Abbott shareholders nix governance proposals

Posted April 23, 2010 at 11:31 a.m.

By Wailin Wong | Abbott Laboratories shareholders voted down two proposals seeking
greater participation in corporate governance issues at the North
Chicago company’s annual meeting.

A “say on pay” proposal, which would have allowed shareholders to hold a
yearly advisory vote about senior executive compensation, was defeated
after garnering 41 percent approval, according to a preliminary tally. A
second proposal that would have given shareholders owning more than 10
percent of common stock the ability to convene a special meeting was
also defeated after reaching just 38 percent approval.

Abbott’s board of directors had opposed both proposals, which have gained momentum in recent years and been passed at other companies. Shareholders of Schaumburg-based Motorola Inc., for example, approved in 2009 the proposal to call a special meeting.

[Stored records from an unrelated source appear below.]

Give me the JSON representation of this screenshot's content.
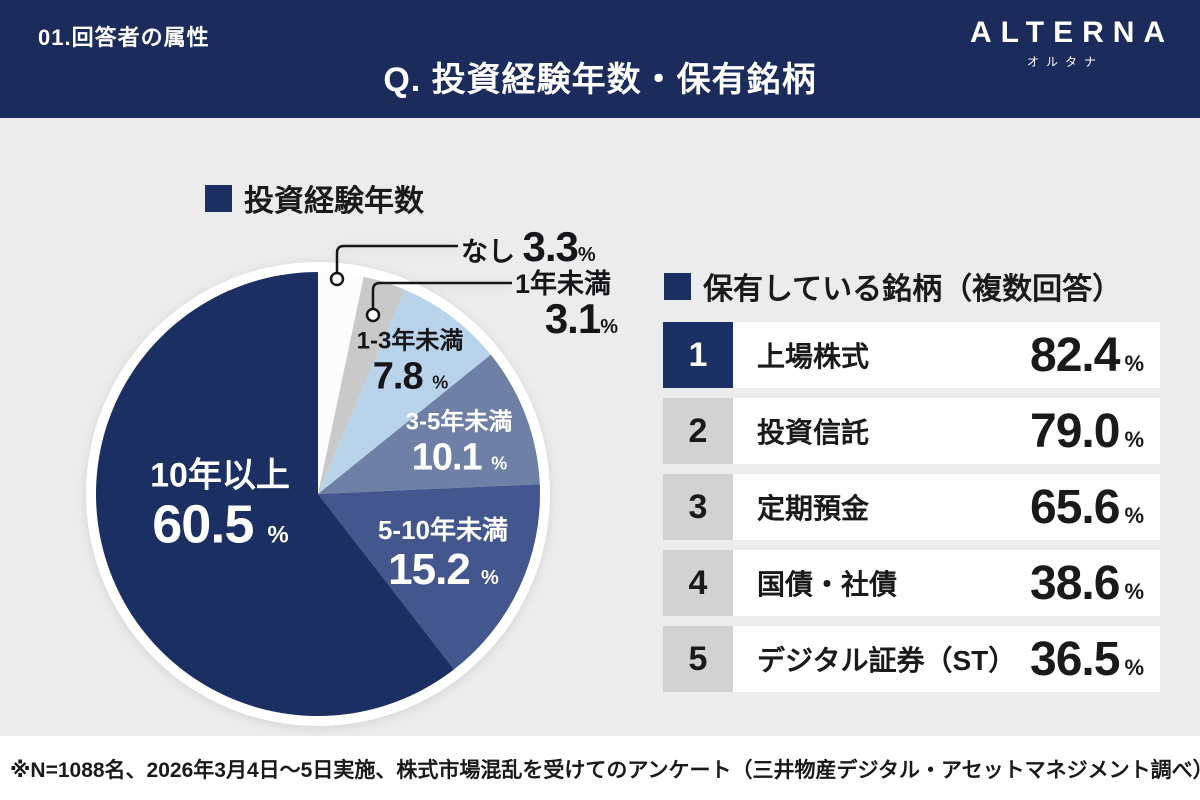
{
  "header": {
    "section_label": "01.回答者の属性",
    "title": "Q. 投資経験年数・保有銘柄",
    "logo": {
      "wordmark": "ALTERNA",
      "subtext": "オルタナ"
    }
  },
  "pie_section": {
    "heading": "投資経験年数"
  },
  "holdings_section": {
    "heading": "保有している銘柄（複数回答）",
    "rows": [
      {
        "rank": "1",
        "label": "上場株式",
        "value": "82.4",
        "unit": "%"
      },
      {
        "rank": "2",
        "label": "投資信託",
        "value": "79.0",
        "unit": "%"
      },
      {
        "rank": "3",
        "label": "定期預金",
        "value": "65.6",
        "unit": "%"
      },
      {
        "rank": "4",
        "label": "国債・社債",
        "value": "38.6",
        "unit": "%"
      },
      {
        "rank": "5",
        "label": "デジタル証券（ST）",
        "value": "36.5",
        "unit": "%"
      }
    ]
  },
  "footer": {
    "note": "※N=1088名、2026年3月4日〜5日実施、株式市場混乱を受けてのアンケート（三井物産デジタル・アセットマネジメント調べ）"
  },
  "chart_data": {
    "type": "pie",
    "title": "投資経験年数",
    "unit": "%",
    "start_angle": "12-oclock-clockwise",
    "segments": [
      {
        "label": "なし",
        "value": 3.3,
        "color": "#fcfcfc",
        "label_placement": "callout"
      },
      {
        "label": "1年未満",
        "value": 3.1,
        "color": "#c9c9c9",
        "label_placement": "callout"
      },
      {
        "label": "1-3年未満",
        "value": 7.8,
        "color": "#b9d4ea",
        "label_placement": "inside-dark-text"
      },
      {
        "label": "3-5年未満",
        "value": 10.1,
        "color": "#6e80a6",
        "label_placement": "inside-white-text"
      },
      {
        "label": "5-10年未満",
        "value": 15.2,
        "color": "#44568e",
        "label_placement": "inside-white-text"
      },
      {
        "label": "10年以上",
        "value": 60.5,
        "color": "#1b2f62",
        "label_placement": "inside-white-text"
      }
    ]
  },
  "colors": {
    "header_bg": "#1b2b5c",
    "page_bg": "#ececec",
    "footer_bg": "#ffffff",
    "accent_navy": "#1b2f62",
    "rank_cell_gray": "#d2d2d2"
  }
}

At the annual meeting, which drew more than 1,000 shareholders to Abbott’s headquarters, Chief Executive Miles White praised the company’s financial performance and said Abbott remains “as well-positioned as any company in our industry for future success,” even taking into account the ongoing effects of health care reform.

“Throughout the process (of discussing health care reform), we have supported action to expand patient access to care while maintaining an environment that fosters innovation,” White said in prepared remarks. “We believe the new law achieves these goals — but it does impose certain costs…Health care companies like ours will also be affected on the revenue line.”

The revamping of the health care system bit into Abbott’s first-quarter profits, which the company reported this week. Abbott still posted profit of $1 billion for the period, but that was down from $1.4 billion in the first quarter of 2008.

Concerns over health care reform’s negative effect on major drug companies have dragged down their stock prices over the last week. When asked by an Abbott shareholder about the possibility of a stock split, White said the company’s share price must first hit historical levels above $60 a share and it will take time to get there. He acknowledged the downward pressure on health care-related stocks over the last week and said he believes prices will bounce back as investors more thoroughly analyze the effect of the overhaul.

“There’s nothing more frustrating than not seeing the company’s performance in the stock price,” White said.

In mid-day trade, Abbott was down 37 cents at $50.75.